Patriarch Min Suk Chun (James Saito) left his wife and three children 15 years ago in America while he returned to Korea. His U.S. homecoming in a Texas suburb in 2008 is a bittersweet reunion with the family he abandoned, exposing the emotional scars that they all bear.

Ralph (Peter Kim), at age 29, still lives in his mother's basement due to a "nervous situation" that makes it difficult for him to function in the world. Whether or not that can be directly traced to Chun's departure is left vague, but what is clear is that Ralph longs for a father figure, and is the most receptive to Chun's return. Daughter Esther (Michi Barall) is more conflicted. She has a lot of anger towards her father which she barely suppresses -- and sometimes doesn't bother to do so. Oldest son David (Hoon Lee) pretends not to care, but there's both rage and love behind his cool facade. Chun's ex-wife Mary (Mia Katigbak) is welcoming, but also worried that she'll fall back into old patterns of behavior in relation to this man whom she still cares for. Chun, himself, is seeking either redemption or forgiveness -- or maybe just a way to fix his shattered life.

Suh strikes just the right balance between humor and deeply felt emotion. His dialogue not only captures what the characters express to one another, but also hint at the subtextual thoughts that they're unable to say. The playwright also sets up an effective parallel between North Korean leader Kim Jong Il's desire to reunify North and South Korea, with Chun's desire to reconnect with his family. "Many people in Korea want reunification, but so divide so many years, hope for together but philosophy so different," says Chun. In the end, while the play does not resolve all the conflicts it introduces, it does offer the possibility of reconciliation, although no guarantee that it will actually come to pass.

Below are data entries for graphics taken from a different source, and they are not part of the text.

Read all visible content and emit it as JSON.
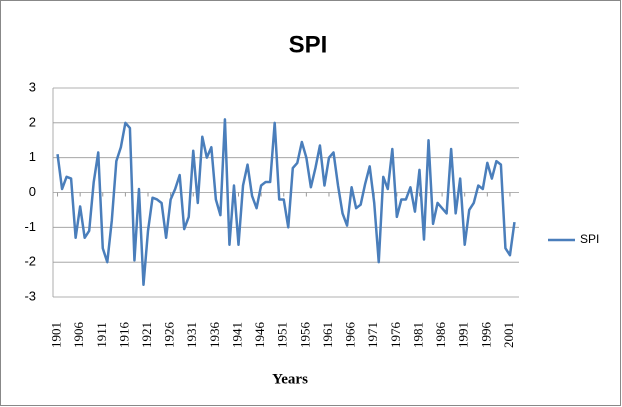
{
  "chart_data": {
    "type": "line",
    "title": "SPI",
    "xlabel": "Years",
    "x": [
      1901,
      1902,
      1903,
      1904,
      1905,
      1906,
      1907,
      1908,
      1909,
      1910,
      1911,
      1912,
      1913,
      1914,
      1915,
      1916,
      1917,
      1918,
      1919,
      1920,
      1921,
      1922,
      1923,
      1924,
      1925,
      1926,
      1927,
      1928,
      1929,
      1930,
      1931,
      1932,
      1933,
      1934,
      1935,
      1936,
      1937,
      1938,
      1939,
      1940,
      1941,
      1942,
      1943,
      1944,
      1945,
      1946,
      1947,
      1948,
      1949,
      1950,
      1951,
      1952,
      1953,
      1954,
      1955,
      1956,
      1957,
      1958,
      1959,
      1960,
      1961,
      1962,
      1963,
      1964,
      1965,
      1966,
      1967,
      1968,
      1969,
      1970,
      1971,
      1972,
      1973,
      1974,
      1975,
      1976,
      1977,
      1978,
      1979,
      1980,
      1981,
      1982,
      1983,
      1984,
      1985,
      1986,
      1987,
      1988,
      1989,
      1990,
      1991,
      1992,
      1993,
      1994,
      1995,
      1996,
      1997,
      1998,
      1999,
      2000,
      2001,
      2002
    ],
    "series": [
      {
        "name": "SPI",
        "color": "#4a7ebb",
        "values": [
          1.1,
          0.1,
          0.45,
          0.4,
          -1.3,
          -0.4,
          -1.3,
          -1.1,
          0.3,
          1.15,
          -1.6,
          -2.0,
          -0.8,
          0.9,
          1.3,
          2.0,
          1.85,
          -1.95,
          0.1,
          -2.65,
          -1.1,
          -0.15,
          -0.2,
          -0.3,
          -1.3,
          -0.2,
          0.1,
          0.5,
          -1.05,
          -0.7,
          1.2,
          -0.3,
          1.6,
          1.0,
          1.3,
          -0.2,
          -0.65,
          2.1,
          -1.5,
          0.2,
          -1.5,
          0.2,
          0.8,
          -0.1,
          -0.45,
          0.2,
          0.3,
          0.3,
          2.0,
          -0.2,
          -0.2,
          -1.0,
          0.7,
          0.85,
          1.45,
          1.0,
          0.15,
          0.7,
          1.35,
          0.2,
          1.0,
          1.15,
          0.2,
          -0.6,
          -0.95,
          0.15,
          -0.45,
          -0.35,
          0.25,
          0.75,
          -0.3,
          -2.0,
          0.45,
          0.1,
          1.25,
          -0.7,
          -0.2,
          -0.2,
          0.15,
          -0.55,
          0.65,
          -1.35,
          1.5,
          -0.9,
          -0.3,
          -0.45,
          -0.6,
          1.25,
          -0.6,
          0.4,
          -1.5,
          -0.5,
          -0.3,
          0.2,
          0.1,
          0.85,
          0.4,
          0.9,
          0.8,
          -1.6,
          -1.8,
          -0.85
        ]
      }
    ],
    "xlim": [
      1900,
      2003
    ],
    "xticks": [
      1901,
      1906,
      1911,
      1916,
      1921,
      1926,
      1931,
      1936,
      1941,
      1946,
      1951,
      1956,
      1961,
      1966,
      1971,
      1976,
      1981,
      1986,
      1991,
      1996,
      2001
    ],
    "ylim": [
      -3,
      3
    ],
    "yticks": [
      -3,
      -2,
      -1,
      0,
      1,
      2,
      3
    ],
    "grid": true,
    "legend": "right"
  }
}
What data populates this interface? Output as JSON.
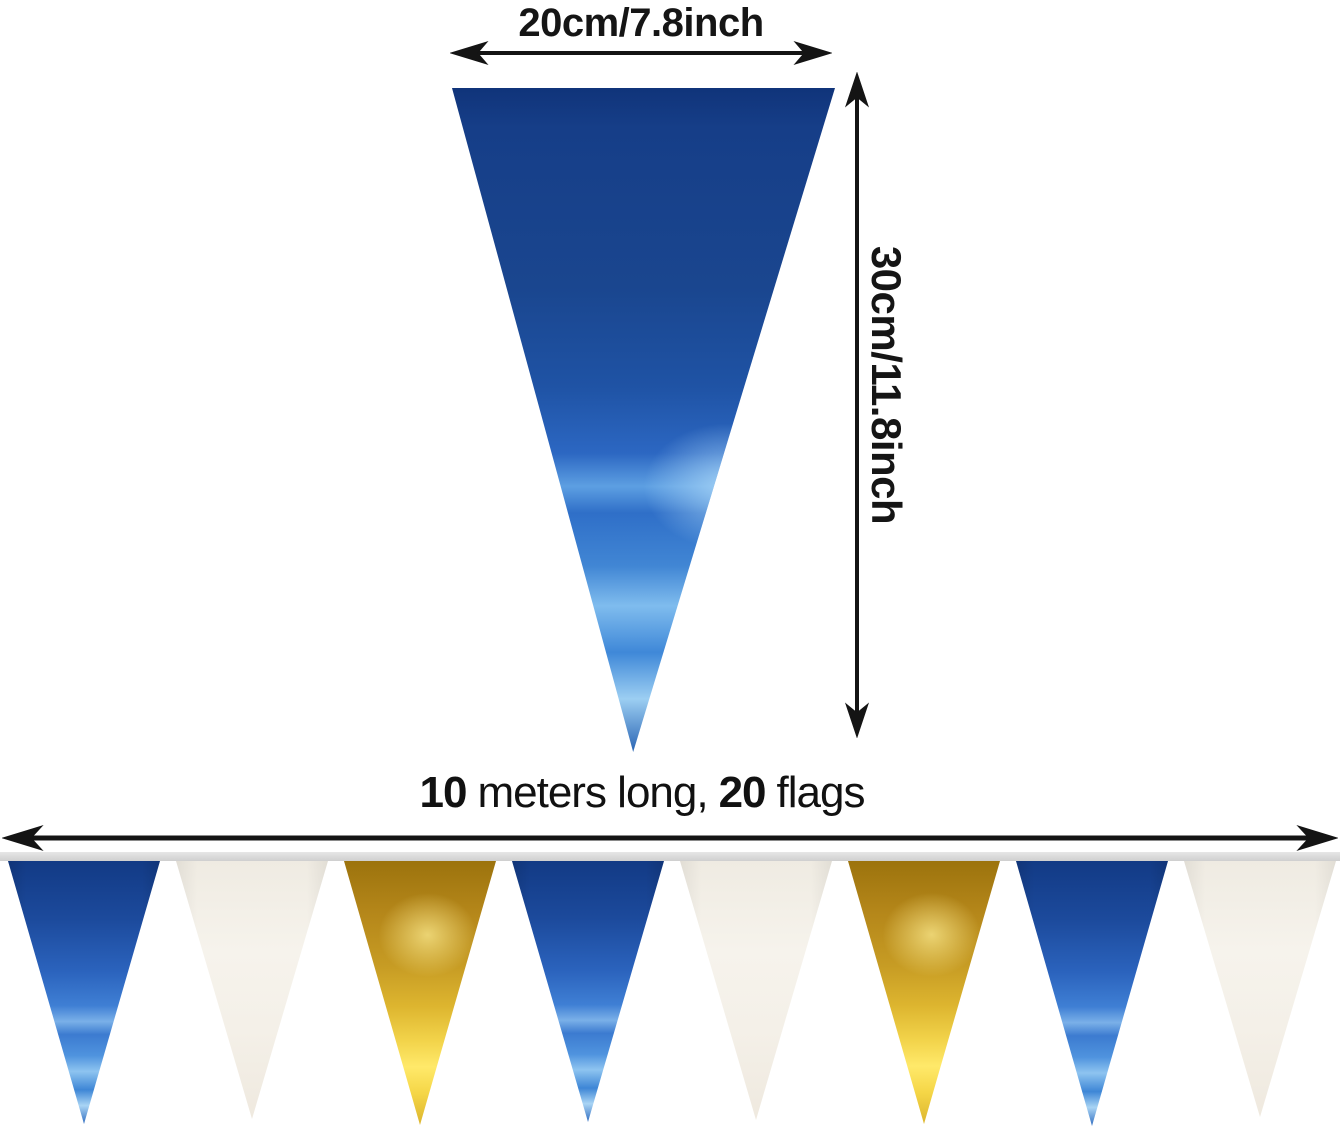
{
  "diagram": {
    "type": "product-size-diagram",
    "product": "triangle pennant banner flags"
  },
  "labels": {
    "width": "20cm/7.8inch",
    "height": "30cm/11.8inch",
    "length": {
      "num1": "10",
      "mid": "meters long,",
      "num2": "20",
      "end": "flags"
    }
  },
  "colors": {
    "background": "#ffffff",
    "text": "#151515",
    "arrow": "#141414",
    "ribbon": "#d9d9d9",
    "flag_blue_top": "#123a85",
    "flag_blue_bottom": "#2f6cc0",
    "flag_blue_streak": "#9ccef2",
    "flag_gold_top": "#9c730d",
    "flag_gold_bright": "#ffe96a",
    "flag_white": "#f5f1e9"
  },
  "banner": {
    "visible_flag_count": 8,
    "flag_colors": [
      "blue",
      "white",
      "gold",
      "blue",
      "white",
      "gold",
      "blue",
      "white"
    ]
  }
}
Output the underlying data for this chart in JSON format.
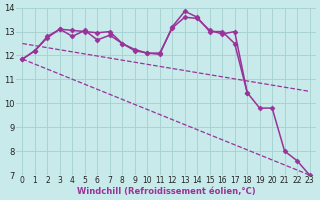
{
  "background_color": "#c8eaea",
  "grid_color": "#aad4d4",
  "line_color": "#993399",
  "xlabel": "Windchill (Refroidissement éolien,°C)",
  "xlim": [
    -0.5,
    23.5
  ],
  "ylim": [
    7,
    14
  ],
  "yticks": [
    7,
    8,
    9,
    10,
    11,
    12,
    13,
    14
  ],
  "xticks": [
    0,
    1,
    2,
    3,
    4,
    5,
    6,
    7,
    8,
    9,
    10,
    11,
    12,
    13,
    14,
    15,
    16,
    17,
    18,
    19,
    20,
    21,
    22,
    23
  ],
  "series": [
    {
      "x": [
        0,
        23
      ],
      "y": [
        11.85,
        7.0
      ],
      "marker": null,
      "linewidth": 0.9,
      "linestyle": "--"
    },
    {
      "x": [
        0,
        23
      ],
      "y": [
        12.5,
        10.5
      ],
      "marker": null,
      "linewidth": 0.9,
      "linestyle": "--"
    },
    {
      "x": [
        0,
        1,
        2,
        3,
        4,
        5,
        6,
        7,
        8,
        9,
        10,
        11,
        12,
        13,
        14,
        15,
        16,
        17,
        18,
        19,
        20,
        21,
        22,
        23
      ],
      "y": [
        11.85,
        12.2,
        12.8,
        13.1,
        12.8,
        13.05,
        12.65,
        12.85,
        12.5,
        12.2,
        12.1,
        12.05,
        13.2,
        13.85,
        13.6,
        13.0,
        13.0,
        12.5,
        10.45,
        9.8,
        9.8,
        8.0,
        7.6,
        7.0
      ],
      "marker": "D",
      "markersize": 2.5,
      "linewidth": 1.1,
      "linestyle": "-"
    },
    {
      "x": [
        0,
        1,
        2,
        3,
        4,
        5,
        6,
        7,
        8,
        9,
        10,
        11,
        12,
        13,
        14,
        15,
        16,
        17,
        18,
        19,
        20,
        21,
        22,
        23
      ],
      "y": [
        11.85,
        12.2,
        12.75,
        13.1,
        13.05,
        13.0,
        12.95,
        13.0,
        12.5,
        12.25,
        12.1,
        12.1,
        13.15,
        13.6,
        13.55,
        13.05,
        12.9,
        13.0,
        10.45,
        null,
        null,
        null,
        null,
        null
      ],
      "marker": "D",
      "markersize": 2.5,
      "linewidth": 1.1,
      "linestyle": "-"
    }
  ]
}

Director Trip Cullman elicits fine performances from his ensemble cast, particularly Kim as the child-like Ralph and Lee as the hyper-articulate David. Barall sometimes seems to be indicating her character's emotions a little too obviously, but she's also able to sink her teeth into the more dramatic scenes, especially Esther's late-in-the-play confrontation with her father. Katigbak has the most thinly written part, but nevertheless fills it admirably. Saito plays Chun with an outward joviality and optimism that makes it seem like he has no shame for his past actions, but which might merely be a facade hiding deeper reservoirs of feeling.

Erik Flatmo's simple-seeming set is surprisingly versatile, and able to suggest a myriad of locations with just a few re-arranged pieces of furniture or addition of small set units. For example, a cut-out of a boat flown in while Kim and Saito sit on a tabletop ingeniously sets the scene for a father-son fishing trip. Junghyun Georgie Lee's costumes, Paul Whitaker's lighting, and Fitz Patton's sound design also all contribute to the overall effectiveness of the piece.